Насколько незыблемость важна в жизни, многие ощутили при распаде СССР. То есть, даже СССР, просуществовавший, по меркам истории, всего ничего, воспринимался абсолютно незыблемой категорией. Когда он начал трещать и рушиться, это было чем-то совершенно психологически непереносимым для десятков миллионов людей.
Но эту непереносимость невозможно даже сравнивать с тем потрясением, какое вызвали у россиян события 1917 года. Деникин писал в своих воспоминаниях, что после отречения царя число солдат, приходивших к исповеди, сразу сократилось в 10 раз, а после октябрьского переворота еще в 10 раз. Миллионы солдат восприняли отречение царя как разрешение их от присяги, а простой народ воспринимал присягу как самую страшную клятву, нарушить которую означало попасть в ад. Отречение царя они восприняли, как освобождение их от клятвы и перед царем, и перед Богом, и перед отечеством.

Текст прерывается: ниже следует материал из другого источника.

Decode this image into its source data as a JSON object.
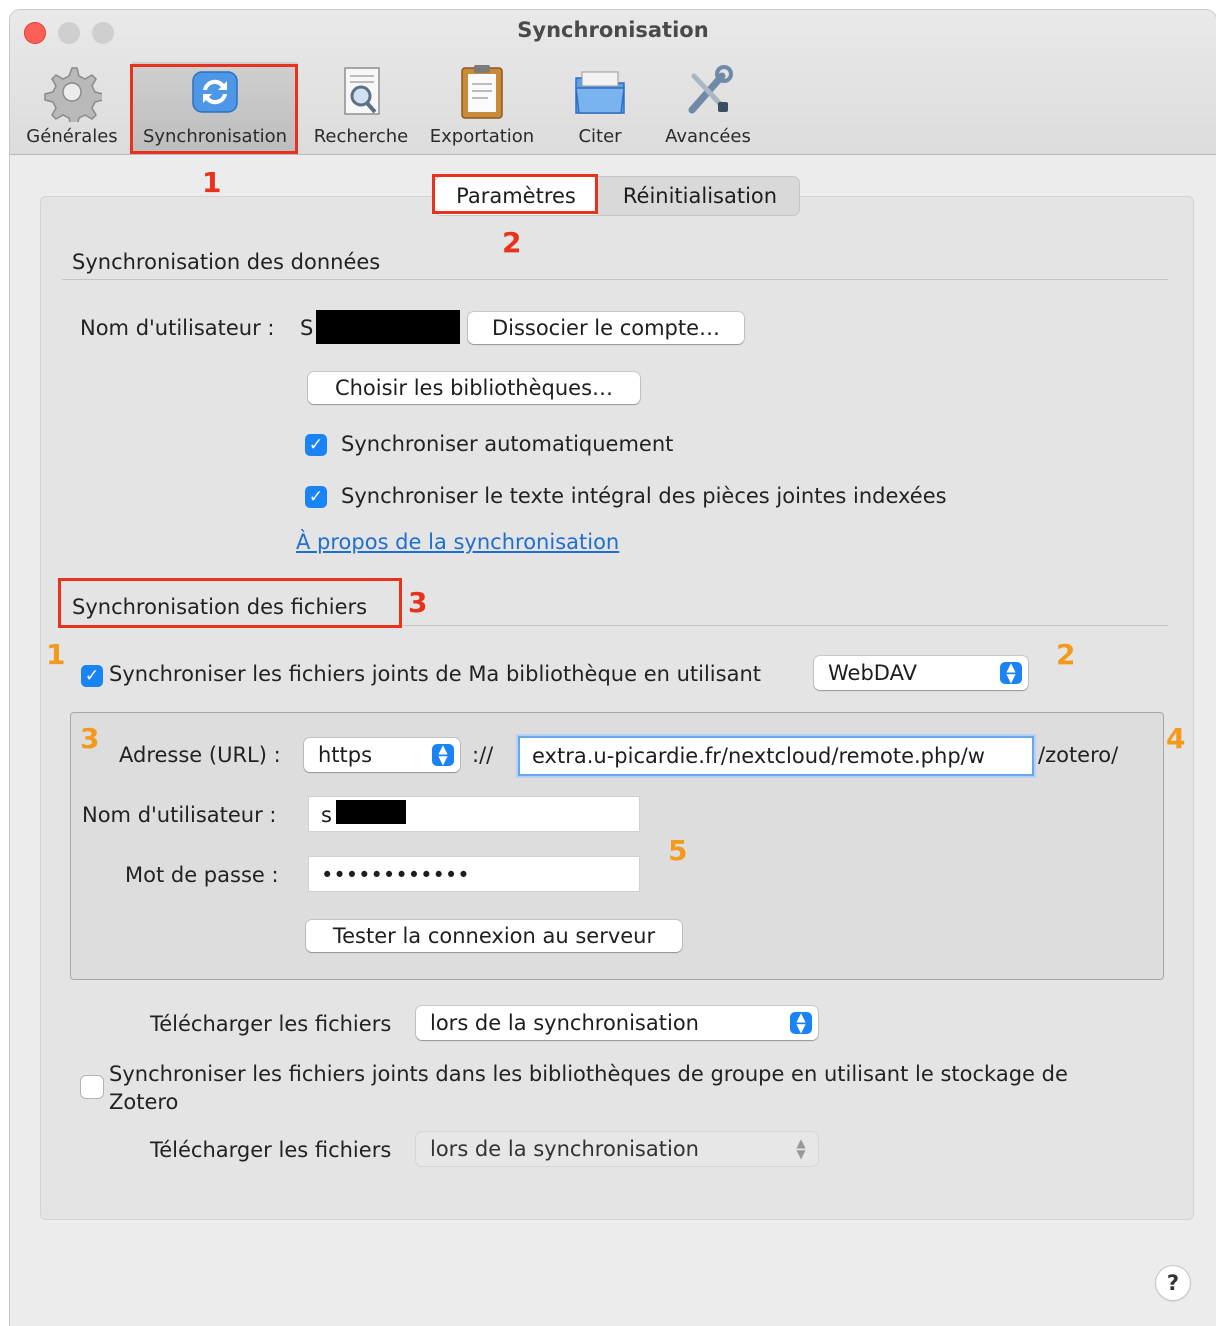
{
  "window": {
    "title": "Synchronisation"
  },
  "toolbar": {
    "items": [
      {
        "label": "Générales",
        "icon": "gear-icon"
      },
      {
        "label": "Synchronisation",
        "icon": "sync-icon"
      },
      {
        "label": "Recherche",
        "icon": "search-document-icon"
      },
      {
        "label": "Exportation",
        "icon": "clipboard-icon"
      },
      {
        "label": "Citer",
        "icon": "folder-icon"
      },
      {
        "label": "Avancées",
        "icon": "tools-icon"
      }
    ],
    "selected": "Synchronisation"
  },
  "tabs": [
    {
      "label": "Paramètres"
    },
    {
      "label": "Réinitialisation"
    }
  ],
  "data_sync": {
    "section_title": "Synchronisation des données",
    "username_label": "Nom d'utilisateur :",
    "username_prefix": "S",
    "unlink_button": "Dissocier le compte…",
    "choose_libraries_button": "Choisir les bibliothèques…",
    "auto_sync_label": "Synchroniser automatiquement",
    "auto_sync_checked": true,
    "fulltext_sync_label": "Synchroniser le texte intégral des pièces jointes indexées",
    "fulltext_sync_checked": true,
    "about_link": "À propos de la synchronisation"
  },
  "file_sync": {
    "section_title": "Synchronisation des fichiers",
    "my_library_label": "Synchroniser les fichiers joints de Ma bibliothèque en utilisant",
    "my_library_checked": true,
    "method_selected": "WebDAV",
    "url_label": "Adresse (URL) :",
    "protocol_selected": "https",
    "url_separator": "://",
    "url_value": "extra.u-picardie.fr/nextcloud/remote.php/w",
    "url_suffix": "/zotero/",
    "username_label": "Nom d'utilisateur :",
    "username_value": "s",
    "password_label": "Mot de passe :",
    "password_value": "••••••••••••",
    "test_button": "Tester la connexion au serveur",
    "download_label": "Télécharger les fichiers",
    "download_selected": "lors de la synchronisation",
    "group_label_line1": "Synchroniser les fichiers joints dans les bibliothèques de groupe en utilisant le stockage de",
    "group_label_line2": "Zotero",
    "group_checked": false,
    "group_download_label": "Télécharger les fichiers",
    "group_download_selected": "lors de la synchronisation"
  },
  "annotations": {
    "red": [
      "1",
      "2",
      "3"
    ],
    "orange": [
      "1",
      "2",
      "3",
      "4",
      "5"
    ]
  },
  "help_button": "?",
  "colors": {
    "accent": "#1a83f5",
    "annotation_red": "#e8321e",
    "annotation_orange": "#f39a1d",
    "link": "#1f6fd1"
  }
}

Не следует делать вывод, что только Россия такая уникальная страна. То же самое было во время Французской революции. Кто бывал во Франции, особенно в провинции, мог видеть развалины церквей, аббатств. В свое время их не снесли за недостатком сил, а теперь кое-где сохраняют в качестве живописных развалин. Статуи святых с отбитыми головами можно увидеть даже на действующих церквях. Как отбила их бесноватая чернь 212 лет назад, как отстрелили из пушек меткие марсельцы, так и стоят с тех пор без голов. (На Соборе Парижской Богоматери головы восстановлены в середине прошлого века, после того, как роман Гюго прославил этот собор.) Церкви были осквернены, загажены. Этот вандализм был следствием глубочайшего потрясения простых людей самим фактом того, что их король, помазанник Божий, может быть сброшен им подобными.
Параллельно с Россией в 1918-19 гг. советская власть, хоть и ненадолго, победила в Венгрии. И там происходила та же самая вакханалия крови и разрушения.
Потрясение, которое испытывают люди, особенно простые, когда рушится что-то нерушимое, имеет чудовищную силу. Это все равно, что выдернуть у человека землю из-под ног. Тогда уже все можно. Присяга утратила силу, царя (или короля) нет, Бога нет — нет и тормозов. Это не просто пересказ рассуждений Достоевского (который, правда, изучал опыт Французской революции). Это, как ни печально, истина.
Обвал политической незыблемости влечет за собой последствия на всех уровнях бытия. Крушение веры — одно из самых его важных последствий. Но говорить на основании случившегося в 1917-м, будто вера в России была к тому времени уже внутренне опустошена, нет оснований, хотя она уже не была верой времен Федора Иоанновича или Алексея Михайловича. Это большая тема, не терпящая поверхностного разговора, так что не будем сейчас в нее углубляться. Но достаточно, повторюсь, такого художественного свидетельства, как «Лето Господне» Ивана Шмелева, чтобы не принять всерьез утверждение об упадке веры в России начала века.